Load and validate all configuration files. Configs are immutable and will be logged with each job for reproducibility.


In [2]:
# !pip install azureml-mlflow --quiet

In [3]:
import os
from pathlib import Path
from typing import Dict, Any

from azure.ai.ml import MLClient
from azure.identity import DefaultAzureCredential
from dotenv import load_dotenv

# Ensure we can import the orchestration package from src/
import sys
sys.path.append(str((Path("..") / "src").resolve()))

from shared.yaml_utils import load_yaml
from orchestration.config_loader import (
    ExperimentConfig,
    create_config_metadata,
    load_all_configs,
    load_experiment_config,
    compute_config_hashes,
    snapshot_configs,
    validate_config_immutability,
)


env_path = Path("../config.env")
if env_path.exists():
    load_dotenv(env_path)


In [4]:
# Helper utilities to work with experiment stages and AML experiment names

def get_stage_config(stage_name: str) -> Dict[str, Any]:
    """Return stage configuration from the experiment YAML (or empty dict)."""
    return getattr(experiment_config, "stages", {}).get(stage_name, {}) or {}


def build_aml_experiment_name(stage_name: str, backbone: str | None = None) -> str:
    """Derive AML experiment name from stage config and optional backbone.

    Falls back to the legacy ``configs['env']['logging']['experiment_name']``
    if the stage configuration is missing.
    """
    stage_cfg = get_stage_config(stage_name)
    base_name = stage_cfg.get("aml_experiment") or configs["env"]["logging"]["experiment_name"]

    naming_cfg = getattr(experiment_config, "naming", {}) or {}
    include_backbone = bool(naming_cfg.get("include_backbone_in_experiment", False))

    if include_backbone and backbone:
        return f"{base_name}-{backbone}"
    return base_name



In [5]:
CONFIG_DIR = Path("../config")

# Experiment selection (switch to try different data/model/HPO/env combos)
EXPERIMENT_NAME = "resume_ner_baseline"

# Resolve experiment-level config into concrete file paths
experiment_config: ExperimentConfig = load_experiment_config(CONFIG_DIR, EXPERIMENT_NAME)
configs = load_all_configs(experiment_config)
config_hashes = compute_config_hashes(configs)

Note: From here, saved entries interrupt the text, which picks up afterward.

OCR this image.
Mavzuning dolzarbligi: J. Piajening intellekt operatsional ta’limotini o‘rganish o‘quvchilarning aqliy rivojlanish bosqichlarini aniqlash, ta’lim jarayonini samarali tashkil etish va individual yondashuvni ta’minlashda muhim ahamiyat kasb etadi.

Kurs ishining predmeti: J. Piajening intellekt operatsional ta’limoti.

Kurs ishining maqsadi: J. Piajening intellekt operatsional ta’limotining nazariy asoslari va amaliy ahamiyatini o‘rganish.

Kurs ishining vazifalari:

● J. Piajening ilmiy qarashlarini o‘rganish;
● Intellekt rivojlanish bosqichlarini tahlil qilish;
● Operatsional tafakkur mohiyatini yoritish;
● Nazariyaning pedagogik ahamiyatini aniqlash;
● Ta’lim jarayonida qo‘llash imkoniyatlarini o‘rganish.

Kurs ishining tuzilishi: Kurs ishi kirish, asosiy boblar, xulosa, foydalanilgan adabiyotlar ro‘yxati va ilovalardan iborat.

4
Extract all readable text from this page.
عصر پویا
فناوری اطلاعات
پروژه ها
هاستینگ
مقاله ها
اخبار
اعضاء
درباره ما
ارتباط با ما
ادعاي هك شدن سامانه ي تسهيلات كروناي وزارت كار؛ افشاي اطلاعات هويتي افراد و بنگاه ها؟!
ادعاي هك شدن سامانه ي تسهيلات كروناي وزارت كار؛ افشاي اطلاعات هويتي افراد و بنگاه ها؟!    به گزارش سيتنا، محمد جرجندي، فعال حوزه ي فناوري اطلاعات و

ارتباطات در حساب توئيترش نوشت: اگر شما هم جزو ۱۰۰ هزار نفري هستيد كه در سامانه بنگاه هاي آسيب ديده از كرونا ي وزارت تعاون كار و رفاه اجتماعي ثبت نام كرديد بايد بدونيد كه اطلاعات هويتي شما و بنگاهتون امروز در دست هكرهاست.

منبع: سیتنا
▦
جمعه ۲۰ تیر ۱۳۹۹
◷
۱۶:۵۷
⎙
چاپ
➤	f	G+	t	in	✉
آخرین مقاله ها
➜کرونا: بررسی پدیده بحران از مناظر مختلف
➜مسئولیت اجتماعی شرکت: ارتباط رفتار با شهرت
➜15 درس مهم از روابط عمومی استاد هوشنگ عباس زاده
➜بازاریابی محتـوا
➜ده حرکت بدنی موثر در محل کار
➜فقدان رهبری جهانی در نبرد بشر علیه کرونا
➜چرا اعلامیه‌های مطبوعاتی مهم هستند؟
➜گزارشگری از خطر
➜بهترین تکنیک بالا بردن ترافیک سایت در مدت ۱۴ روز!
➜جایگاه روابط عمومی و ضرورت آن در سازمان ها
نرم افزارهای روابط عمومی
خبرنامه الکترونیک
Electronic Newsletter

# Immutable snapshots for runtime mutation checks
original_configs = snapshot_configs(configs)


In [6]:
# Reuse shared immutability validator from orchestration package
validate_config_immutability(configs, original_configs)


In [7]:
def get_workspace_name() -> str:
    """Get workspace name from configuration files.

    Order of precedence:
    1. ``config/infrastructure.yaml`` (``workspace.name``)
    2. ``config/env/azure.yaml`` (``workspace.name`` under ``env`` config)
    """
    infrastructure_config_path = Path("../config/infrastructure.yaml")
    if infrastructure_config_path.exists():
        infrastructure_config = load_yaml(infrastructure_config_path)
        return infrastructure_config["workspace"]["name"]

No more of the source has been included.